Önceliği aradan çıkardığıma göre, şimdi beğenmeyeceğimden emin olduğum James Gunn uyarlaması Superman’i izleyebilirim.

2 Beğeni

The last of Pompei 1959
Dram - Tarihi - Romantik
İtalyan Filmi


1 Beğeni

Bu seriyi indirmiştim rus yapımı ve onların gözünden nasıl görmüşler diye ve bir umutla izleyeceğim zaman bir türlü gelmedi. Siz paylaşınca gördüm. En çok hayıflandığım şu filmlerin dublajnın olmaması çok üzücü, o kadar kötü ve leş filmlerin dublajı var şu filmlerin yok. İyi seyirler dilerim…

2 Beğeni

Superboy (2025)

James Gunn’u en çok hangi filmiyle severim biliyor musunuz? 2010 tarihli, Ellen Page’in henüz hayatının çıtırında kadın olduğu, Super filmi ile. Süper kahraman parodisi dediğim türün en iyi ve ilk örneklerinden biri idi. Kara mizahı sert finaliyle taçlandırıyordu. Neden sonra sulandı ve GOTG ve SS filmleriyle yeni nesle tanıtılır oldu. Her neyse, bu film de Wall- E ve nicelerinde gördüğüm gibi “yanlış tanıtım” ürünü, kurbanı demiyorum çünkü burada kurban o niyetle salonlara doluşan seyirci. Doğru tanıtılsaymış hiçbir fikir ayrılığı çıkmazmış. Zira kullandığı çok iyi yenilikler var. Olmalı da.
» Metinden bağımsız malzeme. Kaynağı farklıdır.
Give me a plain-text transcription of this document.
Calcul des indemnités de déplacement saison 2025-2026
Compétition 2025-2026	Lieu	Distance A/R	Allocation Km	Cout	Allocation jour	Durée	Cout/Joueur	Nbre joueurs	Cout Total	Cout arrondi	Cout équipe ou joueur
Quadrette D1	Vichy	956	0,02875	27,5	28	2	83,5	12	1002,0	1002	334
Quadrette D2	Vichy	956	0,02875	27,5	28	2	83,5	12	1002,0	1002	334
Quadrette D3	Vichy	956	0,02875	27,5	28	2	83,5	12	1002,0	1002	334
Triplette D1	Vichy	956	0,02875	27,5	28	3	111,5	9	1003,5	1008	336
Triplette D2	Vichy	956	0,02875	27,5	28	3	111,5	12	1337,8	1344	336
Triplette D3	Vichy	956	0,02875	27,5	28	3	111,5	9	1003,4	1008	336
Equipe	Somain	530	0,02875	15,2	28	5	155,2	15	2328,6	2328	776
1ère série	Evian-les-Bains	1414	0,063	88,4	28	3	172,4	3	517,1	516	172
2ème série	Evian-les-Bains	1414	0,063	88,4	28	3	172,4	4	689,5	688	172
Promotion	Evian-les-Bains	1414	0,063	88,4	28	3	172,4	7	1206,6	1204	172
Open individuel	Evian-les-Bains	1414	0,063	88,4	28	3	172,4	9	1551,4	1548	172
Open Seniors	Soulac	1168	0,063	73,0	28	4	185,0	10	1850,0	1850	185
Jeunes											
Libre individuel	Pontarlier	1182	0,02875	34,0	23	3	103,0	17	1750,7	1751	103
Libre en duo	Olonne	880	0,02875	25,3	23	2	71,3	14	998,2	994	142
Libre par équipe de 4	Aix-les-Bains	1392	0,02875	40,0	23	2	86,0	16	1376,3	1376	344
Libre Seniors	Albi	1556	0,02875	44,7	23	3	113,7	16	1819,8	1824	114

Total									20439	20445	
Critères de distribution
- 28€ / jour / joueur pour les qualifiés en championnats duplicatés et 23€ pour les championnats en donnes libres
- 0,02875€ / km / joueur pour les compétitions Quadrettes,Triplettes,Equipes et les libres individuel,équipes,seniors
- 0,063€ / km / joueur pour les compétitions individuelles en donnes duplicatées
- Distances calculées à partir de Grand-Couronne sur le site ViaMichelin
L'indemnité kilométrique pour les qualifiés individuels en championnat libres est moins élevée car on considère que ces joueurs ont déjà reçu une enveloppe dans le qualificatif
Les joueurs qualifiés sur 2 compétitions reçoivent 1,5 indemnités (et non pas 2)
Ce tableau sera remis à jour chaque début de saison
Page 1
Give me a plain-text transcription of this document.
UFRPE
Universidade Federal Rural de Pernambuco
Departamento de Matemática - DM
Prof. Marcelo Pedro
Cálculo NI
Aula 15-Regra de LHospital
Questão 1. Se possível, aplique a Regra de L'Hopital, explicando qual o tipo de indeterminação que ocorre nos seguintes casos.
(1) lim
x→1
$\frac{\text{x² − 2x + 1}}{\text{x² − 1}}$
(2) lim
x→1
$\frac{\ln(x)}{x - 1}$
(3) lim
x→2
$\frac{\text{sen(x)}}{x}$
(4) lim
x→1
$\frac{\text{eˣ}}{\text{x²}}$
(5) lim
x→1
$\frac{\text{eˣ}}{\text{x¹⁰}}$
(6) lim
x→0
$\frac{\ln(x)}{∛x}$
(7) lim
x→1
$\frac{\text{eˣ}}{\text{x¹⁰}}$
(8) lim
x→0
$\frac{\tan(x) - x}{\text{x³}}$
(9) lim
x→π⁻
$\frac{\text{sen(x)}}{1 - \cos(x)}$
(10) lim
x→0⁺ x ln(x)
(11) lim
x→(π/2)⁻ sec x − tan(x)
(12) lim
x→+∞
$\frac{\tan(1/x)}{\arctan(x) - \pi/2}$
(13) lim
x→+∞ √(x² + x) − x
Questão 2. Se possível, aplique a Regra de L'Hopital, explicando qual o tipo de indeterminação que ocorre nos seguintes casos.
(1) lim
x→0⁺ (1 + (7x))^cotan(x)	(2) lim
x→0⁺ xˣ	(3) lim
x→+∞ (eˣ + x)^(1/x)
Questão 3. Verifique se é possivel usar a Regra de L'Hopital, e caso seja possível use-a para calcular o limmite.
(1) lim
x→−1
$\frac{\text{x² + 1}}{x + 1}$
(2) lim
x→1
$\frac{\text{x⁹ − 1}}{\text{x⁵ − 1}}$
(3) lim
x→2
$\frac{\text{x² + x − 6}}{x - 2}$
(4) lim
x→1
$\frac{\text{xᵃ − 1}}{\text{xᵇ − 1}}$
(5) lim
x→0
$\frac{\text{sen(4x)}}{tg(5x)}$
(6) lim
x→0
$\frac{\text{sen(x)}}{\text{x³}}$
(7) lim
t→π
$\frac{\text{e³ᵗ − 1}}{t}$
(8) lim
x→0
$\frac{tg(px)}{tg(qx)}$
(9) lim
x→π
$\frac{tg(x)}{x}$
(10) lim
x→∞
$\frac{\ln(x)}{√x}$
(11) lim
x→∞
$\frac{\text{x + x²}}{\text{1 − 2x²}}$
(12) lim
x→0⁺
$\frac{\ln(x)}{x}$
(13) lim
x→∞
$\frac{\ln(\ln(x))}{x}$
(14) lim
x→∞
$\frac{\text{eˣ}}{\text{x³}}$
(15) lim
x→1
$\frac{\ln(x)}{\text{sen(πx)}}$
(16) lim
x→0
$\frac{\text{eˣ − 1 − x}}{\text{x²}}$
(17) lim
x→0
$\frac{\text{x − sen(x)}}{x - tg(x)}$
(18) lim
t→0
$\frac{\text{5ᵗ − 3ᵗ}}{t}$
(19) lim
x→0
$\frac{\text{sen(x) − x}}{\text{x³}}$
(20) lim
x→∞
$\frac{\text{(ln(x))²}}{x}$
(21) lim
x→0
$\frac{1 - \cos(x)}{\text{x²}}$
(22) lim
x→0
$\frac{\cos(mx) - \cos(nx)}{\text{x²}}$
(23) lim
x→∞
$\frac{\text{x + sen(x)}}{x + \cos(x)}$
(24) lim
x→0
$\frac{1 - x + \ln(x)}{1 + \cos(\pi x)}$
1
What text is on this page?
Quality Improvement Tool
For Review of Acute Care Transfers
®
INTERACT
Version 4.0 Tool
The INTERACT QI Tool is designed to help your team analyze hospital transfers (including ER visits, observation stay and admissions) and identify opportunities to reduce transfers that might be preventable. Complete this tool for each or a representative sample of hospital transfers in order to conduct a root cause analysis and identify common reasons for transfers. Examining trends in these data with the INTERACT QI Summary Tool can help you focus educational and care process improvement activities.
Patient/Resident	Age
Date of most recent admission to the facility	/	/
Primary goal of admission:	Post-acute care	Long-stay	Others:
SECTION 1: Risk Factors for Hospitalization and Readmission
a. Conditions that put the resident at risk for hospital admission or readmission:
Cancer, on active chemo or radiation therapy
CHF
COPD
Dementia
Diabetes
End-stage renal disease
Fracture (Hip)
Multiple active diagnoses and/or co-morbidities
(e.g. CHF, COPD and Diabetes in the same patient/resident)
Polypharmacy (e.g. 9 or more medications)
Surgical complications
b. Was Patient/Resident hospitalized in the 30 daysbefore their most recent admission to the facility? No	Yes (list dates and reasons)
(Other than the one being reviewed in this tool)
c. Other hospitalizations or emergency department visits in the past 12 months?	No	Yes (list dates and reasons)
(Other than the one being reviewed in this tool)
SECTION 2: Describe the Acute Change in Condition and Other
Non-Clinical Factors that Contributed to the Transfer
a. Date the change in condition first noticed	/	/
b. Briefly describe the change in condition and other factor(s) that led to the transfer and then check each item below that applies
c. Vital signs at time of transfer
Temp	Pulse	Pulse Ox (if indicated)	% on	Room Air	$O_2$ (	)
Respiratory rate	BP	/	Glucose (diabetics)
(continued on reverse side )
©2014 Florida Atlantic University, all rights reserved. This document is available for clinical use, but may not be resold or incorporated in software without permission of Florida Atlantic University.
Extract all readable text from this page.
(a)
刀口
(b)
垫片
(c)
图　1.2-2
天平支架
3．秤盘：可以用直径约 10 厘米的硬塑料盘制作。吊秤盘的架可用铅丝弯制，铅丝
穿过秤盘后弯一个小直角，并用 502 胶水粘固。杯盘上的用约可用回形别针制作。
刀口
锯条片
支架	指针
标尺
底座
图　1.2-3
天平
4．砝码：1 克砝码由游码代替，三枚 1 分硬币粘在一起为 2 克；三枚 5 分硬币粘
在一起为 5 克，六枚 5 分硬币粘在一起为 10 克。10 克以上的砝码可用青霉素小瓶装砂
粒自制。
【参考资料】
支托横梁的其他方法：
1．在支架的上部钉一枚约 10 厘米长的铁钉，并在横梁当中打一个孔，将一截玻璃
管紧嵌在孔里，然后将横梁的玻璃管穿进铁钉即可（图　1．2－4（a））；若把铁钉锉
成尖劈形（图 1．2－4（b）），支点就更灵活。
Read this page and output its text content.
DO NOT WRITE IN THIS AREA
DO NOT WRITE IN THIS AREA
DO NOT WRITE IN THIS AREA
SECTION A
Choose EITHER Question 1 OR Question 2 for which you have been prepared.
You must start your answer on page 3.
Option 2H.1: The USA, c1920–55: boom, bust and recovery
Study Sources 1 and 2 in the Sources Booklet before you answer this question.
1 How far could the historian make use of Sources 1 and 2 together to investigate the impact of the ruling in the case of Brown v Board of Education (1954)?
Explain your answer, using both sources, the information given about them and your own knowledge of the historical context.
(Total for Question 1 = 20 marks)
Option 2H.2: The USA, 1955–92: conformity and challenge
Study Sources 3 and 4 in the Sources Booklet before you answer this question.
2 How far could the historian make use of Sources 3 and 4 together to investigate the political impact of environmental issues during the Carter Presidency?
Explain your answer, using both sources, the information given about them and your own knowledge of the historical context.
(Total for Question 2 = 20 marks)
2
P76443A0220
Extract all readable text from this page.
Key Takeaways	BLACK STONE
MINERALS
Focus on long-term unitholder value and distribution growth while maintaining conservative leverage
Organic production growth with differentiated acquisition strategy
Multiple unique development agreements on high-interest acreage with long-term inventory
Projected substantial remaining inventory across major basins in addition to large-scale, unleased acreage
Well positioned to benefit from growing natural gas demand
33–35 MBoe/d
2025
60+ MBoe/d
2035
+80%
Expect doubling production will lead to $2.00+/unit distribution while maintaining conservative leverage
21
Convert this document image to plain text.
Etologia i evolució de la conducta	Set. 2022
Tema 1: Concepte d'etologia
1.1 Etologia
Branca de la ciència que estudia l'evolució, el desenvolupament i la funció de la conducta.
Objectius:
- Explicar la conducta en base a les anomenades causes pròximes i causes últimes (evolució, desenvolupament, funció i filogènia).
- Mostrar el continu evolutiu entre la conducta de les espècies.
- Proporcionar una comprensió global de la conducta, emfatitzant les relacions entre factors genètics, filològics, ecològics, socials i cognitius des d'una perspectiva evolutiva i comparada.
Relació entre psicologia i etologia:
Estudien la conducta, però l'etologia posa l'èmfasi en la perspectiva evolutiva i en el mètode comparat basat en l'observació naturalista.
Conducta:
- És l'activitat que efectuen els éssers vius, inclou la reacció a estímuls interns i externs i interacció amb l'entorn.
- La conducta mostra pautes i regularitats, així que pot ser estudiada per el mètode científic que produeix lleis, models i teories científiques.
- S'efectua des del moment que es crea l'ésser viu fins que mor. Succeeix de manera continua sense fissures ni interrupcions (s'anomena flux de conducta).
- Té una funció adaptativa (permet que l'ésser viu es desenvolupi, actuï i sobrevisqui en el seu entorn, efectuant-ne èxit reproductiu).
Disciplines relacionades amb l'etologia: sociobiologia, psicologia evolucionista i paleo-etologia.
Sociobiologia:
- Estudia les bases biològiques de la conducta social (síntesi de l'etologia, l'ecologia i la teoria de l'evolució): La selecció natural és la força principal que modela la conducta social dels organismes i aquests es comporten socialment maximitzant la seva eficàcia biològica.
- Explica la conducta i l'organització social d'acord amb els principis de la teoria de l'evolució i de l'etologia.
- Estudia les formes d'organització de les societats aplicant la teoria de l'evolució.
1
Çünkü bu bir Superman filmi değil. Ne demiştim:

Evet, burada 3 yıllık tecrübesiyle karşımıza çıkan süper oğlan, Supergirl’in “dude” kankası Superboy var. Henüz Superman kıvamına gelmemiş. Film onu mağlup edebilmek için Lex Luthor karakterinin ne kadar zeki olması gerektiği üzerinde duruyor - ki ileride onu anti-kahraman olarak kullanma seçeneğini tamamen yitirmeden yapılmış olması akıllıca. Kriptonlu ebeveynlerin dikta mesajı, hipnotik gözlük, süper köpek Krypto, Justice League öncülü “gang” çete, Oz’dan miras öfkeli maymunlar gibi hoşluklar yanında çağın yansıması asosyal medya şaklabanlıkları, Gunn’un SS’te çok sevildiğini düşünüyor olduğu devasa yaratıklar ve “terk edeyazdım” şımarıklığında bir Lois rahatsız edici unsurlar. Komedi dozu Superboy için uygun. Ancak şunu söylemeli, “kuşak seyircisi” benim için ölüden farksız, Superman benim için şu demek:

Henüz Batman (1989) bile ortada yokken dört elle sarılabildiğim tek çocukluk süper kahramanım. TV’de oynadığında hemen kasetçalarımı hazırlar, TV’yi son ses açar ve müziğini kasede kaydederdim. Hele ki ikinci film, TDK ve Winter Soldier gibi türün başyapıtları bugün varsa onun sayesinde var, kurgusu bugün için bile muazzamdır. Yok şekermiş, henry imiş, geçiniz. Hangi “çeşitleme” der, tartışırsınız, ancak Superman tektir ve öyle kalacaktır.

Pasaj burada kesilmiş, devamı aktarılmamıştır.